Profile Image for Laura.
81 reviews
September 22, 2017
Interesting premise of a therapist using virtual reality told from the point of view of one of his code monkeys. Sadly the therapist is more interested in self-aggrandizement while the coder is the one who actually wants to make others feel better...possibly to his own detriment.
Profile Image for Maggie Gordon.
1,914 reviews162 followers
February 10, 2017
The Virtual Swallows of Hog Island is all about therapy using virtual reality situations.
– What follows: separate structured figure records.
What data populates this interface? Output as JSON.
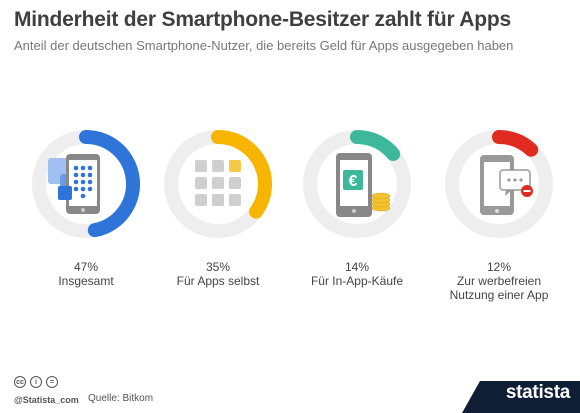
{
  "header": {
    "title": "Minderheit der Smartphone-Besitzer zahlt für Apps",
    "subtitle": "Anteil der deutschen Smartphone-Nutzer, die bereits Geld für Apps ausgegeben haben"
  },
  "chart_data": {
    "type": "donut",
    "title": "Minderheit der Smartphone-Besitzer zahlt für Apps",
    "subtitle": "Anteil der deutschen Smartphone-Nutzer, die bereits Geld für Apps ausgegeben haben",
    "categories": [
      "Insgesamt",
      "Für Apps selbst",
      "Für In-App-Käufe",
      "Zur werbefreien Nutzung einer App"
    ],
    "values": [
      47,
      35,
      14,
      12
    ],
    "value_labels": [
      "47%",
      "35%",
      "14%",
      "12%"
    ],
    "label_lines": [
      [
        "Insgesamt"
      ],
      [
        "Für Apps selbst"
      ],
      [
        "Für In-App-Käufe"
      ],
      [
        "Zur werbefreien",
        "Nutzung einer App"
      ]
    ],
    "unit": "%",
    "range": [
      0,
      100
    ],
    "colors": [
      "#2f74d8",
      "#f7b500",
      "#3db89a",
      "#e02b20"
    ],
    "track_color": "#eeeeee",
    "icons": [
      "phone-keypad-icon",
      "app-grid-icon",
      "euro-phone-coins-icon",
      "no-ads-phone-icon"
    ]
  },
  "footer": {
    "cc_icons": [
      "cc",
      "by",
      "nd"
    ],
    "handle": "@Statista_com",
    "source": "Quelle: Bitkom",
    "brand": "statista"
  }
}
It's an interesting concept, but the story relies on you caring about the characters which I had a hard time doing given how little I knew about each. The narrative seem to turn on the view point characters issues, but I never connected to his feelings. I'm sure, given a bit more time with him, I might have felt more empathy, but as it stands, the story had some neat ideas, but nothing that really made me care about what was happening.
Profile Image for Jamie.
260 reviews6 followers
February 19, 2017
I debated adding this to my good reads total as it's a stand alone short story and at 30 pages, but after reading it and liking it so much I decided to give it the credit it earned and enter it into my reading tally.

The story is about a group of therapists who operate a virtual reality program that allows their patients to overcome their trauma. Archer codes the "games" the patients play including the tiniest of details to make the games seem real. Archer's marriage is in peril and he's coded a game for himself as well.

I'm so so sorry that wasn't a five hundred page masterpiece. But, maybe that's the point.